Linear programming is a very powerful algorithmic tool. Essentially, a linear programming problem asks you to optimize a linear function of real variables constrained by some system of linear inequalities. This is an extremely versatile framework that immediately generalizes flow problems, but can also be used to discuss a wide variety of other problems from optimizing production procedures to finding the cheapest way to attain a healthy diet. Surprisingly, this very general framework admits efficient algorithms. In this unit, we will discuss some of the importance of linear programming problems along with some of the tools used to solve them.

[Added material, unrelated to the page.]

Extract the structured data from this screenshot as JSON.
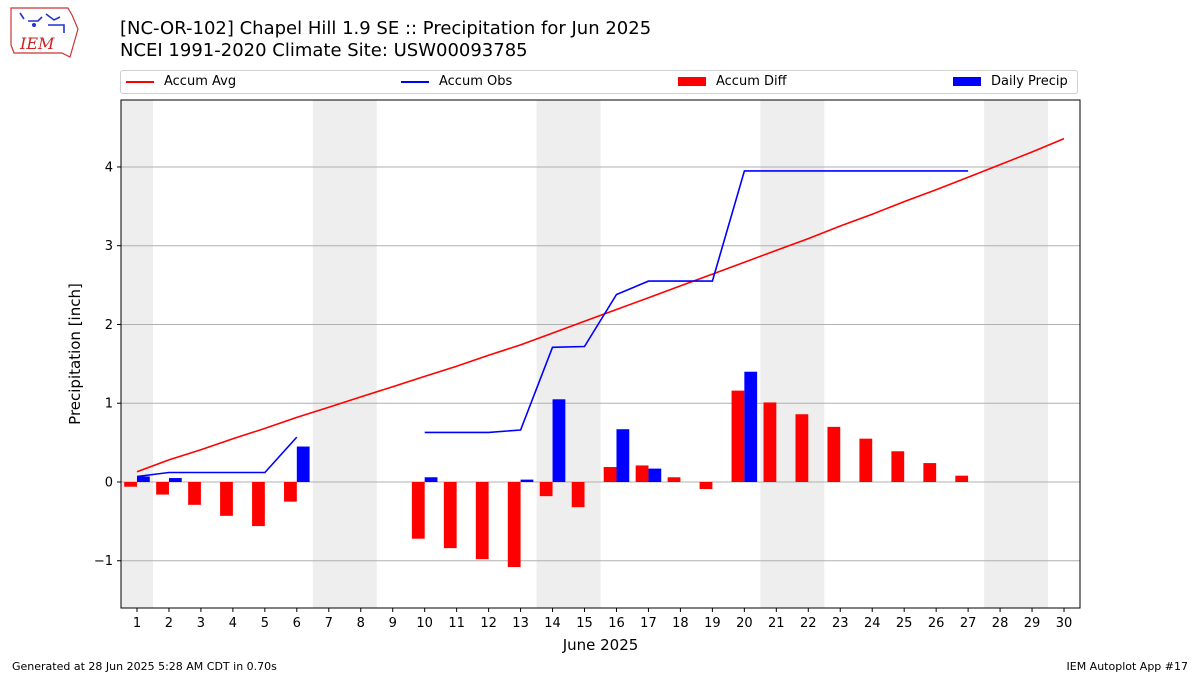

Although many of the algorithms you've learned so far are applied in practice a lot, it turns out that the world is dominated by real-world problems without a known provably efficient algorithm. Many of these problems can be reduced to one of the classical problems called NP-complete problems which either cannot be solved by a polynomial algorithm or solving any one of them would win you a million dollars (see Millenium Prize Problems) and eternal worldwide fame for solving the main problem of computer science called P vs NP. It's good to know this before trying to solve a problem before the tomorrow's deadline :) Although these problems are very unlikely to be solvable efficiently in the nearest future, people always come up with various workarounds. In this module you will study the classical NP-complete problems and the reductions between them. You will also practice solving large instances of some of these problems despite their hardness using very efficient specialized software based on tons of research in the area of NP-complete problems.
Coping with NP-completeness
After the previous module you might be sad: you've just went through 5 courses in Algorithms only to learn that they are not suitable for most real-world problems. However, don't give up yet! People are creative, and they need to solve these problems anyway, so in practice there are often ways to cope with an NP-complete problem at hand. We first show that some special cases on NP-complete problems can, in fact, be solved in polynomial time. We then consider exact algorithms that find a solution much faster than the brute force algorithm. We conclude with approximation algorithms that work in polynomial time and find a solution that is close to being optimal.
Streaming Algorithms (Optional)
In most previous lectures we were interested in designing algorithms with fast (e.g. small polynomial) runtime, and assumed that the algorithm has random access to its input, which is loaded into memory. In many modern applications in big data analysis, however, the input is so large that it cannot be stored in memory. Instead, the input is presented as a stream of updates, which the algorithm scans while maintaining a small summary of the stream seen so far. This is precisely the setting of the streaming model of computation, which we study in this lecture. The streaming model is well-suited for designing and reasoning about small space algorithms. It has received a lot of attention in the literature, and several powerful algorithmic primitives for computing basic stream statistics in this model have been designed, several of them impacting the practice of big data analysis. In this lecture we will see one such algorithm (CountSketch), a small space algorithm for finding the top k most frequent items in a data stream.